Selain itu, diskusi juga membahas tentang pembangunan di Indonesia. Menurut Prof. Edy, pembangunan di era Presiden Jokowi relatif baik dibandingkan dengan era Presiden SBY, yang terlihat dari indikator Gini Ratio. Pembangunan infrastruktur selama dua periode pemerintahan Jokowi menjadi salah satu legacy yang menonjol. Namun, perpindahan ibu kota masih menimbulkan banyak pertanyaan karena kondisi ekonomi yang sedang tidak baik-baik saja dan target investasi yang belum terpenuhi dengan biaya sangat mahal sekitar Rp 500 triliun.

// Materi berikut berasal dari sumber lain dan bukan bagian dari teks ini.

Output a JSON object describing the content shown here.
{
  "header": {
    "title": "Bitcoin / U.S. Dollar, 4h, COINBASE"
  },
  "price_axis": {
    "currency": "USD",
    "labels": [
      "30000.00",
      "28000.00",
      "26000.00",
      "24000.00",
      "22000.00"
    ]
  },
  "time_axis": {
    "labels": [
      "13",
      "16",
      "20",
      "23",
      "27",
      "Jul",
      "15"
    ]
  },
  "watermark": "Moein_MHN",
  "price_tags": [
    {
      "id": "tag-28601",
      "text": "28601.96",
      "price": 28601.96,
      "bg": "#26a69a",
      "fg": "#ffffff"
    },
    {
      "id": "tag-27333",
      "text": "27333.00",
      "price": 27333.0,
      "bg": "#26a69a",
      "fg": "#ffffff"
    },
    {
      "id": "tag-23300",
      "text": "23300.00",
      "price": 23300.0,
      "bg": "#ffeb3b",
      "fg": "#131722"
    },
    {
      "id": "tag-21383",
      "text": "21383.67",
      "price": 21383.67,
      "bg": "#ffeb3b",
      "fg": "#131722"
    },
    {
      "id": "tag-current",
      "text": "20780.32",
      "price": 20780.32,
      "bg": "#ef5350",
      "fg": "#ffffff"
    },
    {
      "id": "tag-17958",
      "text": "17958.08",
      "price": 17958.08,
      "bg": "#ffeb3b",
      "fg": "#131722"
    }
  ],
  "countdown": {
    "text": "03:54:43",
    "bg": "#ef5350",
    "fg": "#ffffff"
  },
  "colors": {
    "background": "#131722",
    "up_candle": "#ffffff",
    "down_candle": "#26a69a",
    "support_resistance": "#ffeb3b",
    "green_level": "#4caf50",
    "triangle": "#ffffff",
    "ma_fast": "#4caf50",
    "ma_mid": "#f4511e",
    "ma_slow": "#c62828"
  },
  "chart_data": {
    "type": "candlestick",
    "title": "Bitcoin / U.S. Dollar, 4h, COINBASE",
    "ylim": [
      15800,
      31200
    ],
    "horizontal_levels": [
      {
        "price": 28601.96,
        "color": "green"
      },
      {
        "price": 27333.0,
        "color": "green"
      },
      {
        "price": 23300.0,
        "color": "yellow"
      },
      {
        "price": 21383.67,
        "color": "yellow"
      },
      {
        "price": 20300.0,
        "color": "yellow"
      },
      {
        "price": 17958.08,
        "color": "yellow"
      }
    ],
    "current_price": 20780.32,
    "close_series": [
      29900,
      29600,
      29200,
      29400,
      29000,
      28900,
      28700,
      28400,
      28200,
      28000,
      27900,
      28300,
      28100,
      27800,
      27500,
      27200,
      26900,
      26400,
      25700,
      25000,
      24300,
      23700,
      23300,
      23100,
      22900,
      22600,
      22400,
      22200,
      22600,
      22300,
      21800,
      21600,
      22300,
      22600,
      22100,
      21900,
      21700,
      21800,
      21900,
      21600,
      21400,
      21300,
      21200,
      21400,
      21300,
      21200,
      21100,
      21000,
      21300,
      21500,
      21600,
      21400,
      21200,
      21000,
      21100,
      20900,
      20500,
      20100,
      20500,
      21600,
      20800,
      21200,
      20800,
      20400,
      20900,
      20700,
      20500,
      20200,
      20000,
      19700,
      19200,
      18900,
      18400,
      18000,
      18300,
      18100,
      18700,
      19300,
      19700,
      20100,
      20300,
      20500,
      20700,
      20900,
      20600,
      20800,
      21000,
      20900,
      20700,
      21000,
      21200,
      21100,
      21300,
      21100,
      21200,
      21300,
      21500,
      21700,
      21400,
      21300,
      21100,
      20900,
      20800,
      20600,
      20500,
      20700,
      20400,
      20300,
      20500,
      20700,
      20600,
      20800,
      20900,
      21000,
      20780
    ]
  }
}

Prof. Edy juga mengomentari target pertumbuhan ekonomi Jokowi sebesar 6,0%-6,2% (RPJMN 2020-2024) yang belum terealisasi. "Inflasi memang fluktuatif, namun dalam 10 tahun terakhir relatif stabil kecuali pada 2022 akibat kenaikan harga komoditas global dan 2020 akibat lemahnya daya beli masyarakat," jelas mantan Ketua Forum Rektor Indonesia (FRI) ini. Namun, beliau menambahkan bahwa rupiah terus mengalami depresiasi dan menembus Rp.16.000 pada April 2024, menunjukkan bahwa kebijakan moneter longgar dalam beberapa periode terakhir belum mampu mendongkrak posisi Rupiah.
Menjelang akhir masa jabatannya, target tingkat kemiskinan Jokowi sebesar 6,5%-7,5% (RPJMN 2020-2024) juga sulit tercapai. Meskipun Penanaman Modal Asing (PMA) dan Penanaman Modal Dalam Negeri (PMDN) mengalami pertumbuhan dalam kurun 9 tahun, investasi asing dominan mengarah ke sektor sekunder sementara investasi domestik di sektor primer mengalami kenaikan signifikan.
Prof. Edy juga mengkritisi peningkatan utang yang signifikan dibandingkan dua presiden sebelumnya serta pelemahan lembaga anti korupsi. "Kebijakan yang diambil tidak berpihak pada pemberantasan korupsi, ini adalah sebuah kemunduran," tegasnya. Beliau menambahkan bahwa meskipun banyak proyek strategis yang dikerjakan selama kepemimpinan Presiden Jokowi, beberapa target seperti tingkat kemiskinan, pertumbuhan ekonomi, utang, dan korupsi masih belum tercapai.
"Pembangunan yang terus dilakukan nyatanya masih belum memberikan dampak yang signifikan bagi Indonesia. Banyak pekerjaan rumah bagi pasangan Presiden dan Wakil Presiden Terpilih Prabowo-Gibran yang harus dikerjakan agar target 'Indonesia Emas 2045' tidak hanya menjadi slogan yang terus digaungkan," tutupnya. (*)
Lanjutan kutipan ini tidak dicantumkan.